Southern hemispheric halon trends and global halon emissions, 1978–2011
1School of Environmental Sciences, University of East Anglia, Norwich, UK
2National Centre for Atmospheric Science, School of Environmental Sciences, University of East Anglia, Norwich, UK
3Centre for Australian Weather and Climate Research, CSIRO Marine and Atmospheric Research, Aspendale, Victoria, Australia
Abstract. The atmospheric records of four halons, H-1211 (CBrClF2), H-1301 (CBrF3), H-2402 (CBrF2CBrF2) and H-1202 (CBr2F2), measured from air collected at Cape Grim, Tasmania between 1978 and 2011, are reported. Mixing ratios of H-1211, H-2402 and H-1202 began to decline in the early to mid-2000s but those of H-1301 continue to increase throughout the record.

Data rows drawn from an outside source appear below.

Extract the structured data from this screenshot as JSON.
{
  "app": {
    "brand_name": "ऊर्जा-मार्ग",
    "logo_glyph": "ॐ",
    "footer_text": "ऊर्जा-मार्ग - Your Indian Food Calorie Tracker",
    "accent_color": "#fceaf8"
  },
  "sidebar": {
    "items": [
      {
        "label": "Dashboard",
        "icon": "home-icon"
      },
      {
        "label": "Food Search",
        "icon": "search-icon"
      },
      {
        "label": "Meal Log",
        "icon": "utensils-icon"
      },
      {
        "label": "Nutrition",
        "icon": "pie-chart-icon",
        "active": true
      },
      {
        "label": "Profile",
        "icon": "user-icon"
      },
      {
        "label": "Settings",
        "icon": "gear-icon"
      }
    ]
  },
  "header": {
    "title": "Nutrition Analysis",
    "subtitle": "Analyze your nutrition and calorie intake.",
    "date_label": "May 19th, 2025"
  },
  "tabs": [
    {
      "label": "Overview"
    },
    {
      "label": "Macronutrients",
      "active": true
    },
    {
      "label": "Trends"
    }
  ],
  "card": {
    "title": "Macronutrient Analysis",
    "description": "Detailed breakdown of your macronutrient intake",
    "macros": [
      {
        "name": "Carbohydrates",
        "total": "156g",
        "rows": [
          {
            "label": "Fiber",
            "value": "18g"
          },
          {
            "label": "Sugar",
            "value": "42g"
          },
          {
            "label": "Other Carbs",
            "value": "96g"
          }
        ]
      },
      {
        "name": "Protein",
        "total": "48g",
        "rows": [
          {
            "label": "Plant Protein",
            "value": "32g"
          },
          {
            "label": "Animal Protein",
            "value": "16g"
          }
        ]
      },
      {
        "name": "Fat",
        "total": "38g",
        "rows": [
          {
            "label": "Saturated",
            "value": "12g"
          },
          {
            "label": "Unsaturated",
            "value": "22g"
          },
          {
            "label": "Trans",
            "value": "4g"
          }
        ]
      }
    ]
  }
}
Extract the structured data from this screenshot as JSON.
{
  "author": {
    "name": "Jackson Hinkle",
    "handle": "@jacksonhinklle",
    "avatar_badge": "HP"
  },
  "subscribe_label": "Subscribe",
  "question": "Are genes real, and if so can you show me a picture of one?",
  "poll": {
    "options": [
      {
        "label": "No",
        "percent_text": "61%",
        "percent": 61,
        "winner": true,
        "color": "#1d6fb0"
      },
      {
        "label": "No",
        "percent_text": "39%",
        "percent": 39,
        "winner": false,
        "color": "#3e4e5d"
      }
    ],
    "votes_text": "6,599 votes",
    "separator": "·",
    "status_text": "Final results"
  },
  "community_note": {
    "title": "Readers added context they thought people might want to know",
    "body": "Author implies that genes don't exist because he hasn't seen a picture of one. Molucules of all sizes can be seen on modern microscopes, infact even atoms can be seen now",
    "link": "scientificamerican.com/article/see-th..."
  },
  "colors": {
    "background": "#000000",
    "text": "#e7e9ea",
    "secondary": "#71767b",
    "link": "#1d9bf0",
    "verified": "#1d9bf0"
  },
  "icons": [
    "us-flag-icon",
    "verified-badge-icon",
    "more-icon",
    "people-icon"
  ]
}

These trends are compared to those reported by NOAA (National Oceanic and Atmospheric Administration) and AGAGE (Advanced Global Atmospheric Experiment). The continued increase of H-1301 mixing ratios means that the contribution of the halons to total tropospheric bromine is not declining. Top-down global annual emissions of the halons were derived using a two-dimensional atmospheric model. The emissions of all four have decreased since peaking in the late 1980s–mid 1990s but this decline has slowed recently, particularly for H-1301 and H-2402 which have shown no decrease in emissions over the past five years. The UEA top-down model derived emissions are compared to those reported using a top-down approach by NOAA and AGAGE and the bottom-up estimates of HTOC (Halons Technical Options Committee). Additionally results are presented that suggest that H-1202 emissions are linked to H-1211 emissions rather than H-1211 production. Finally revised steady state atmospheric lifetimes are reported as 14 yr for H-1211, 75 yr for H-1301, 17 yr for H-2402 and 2.6 yr for H-1202. These revised lifetimes would reduce the estimated existing bank of H-1211 by over 80% to 10 Gg while increasing the H-1301 bank by 15% to 49 Gg.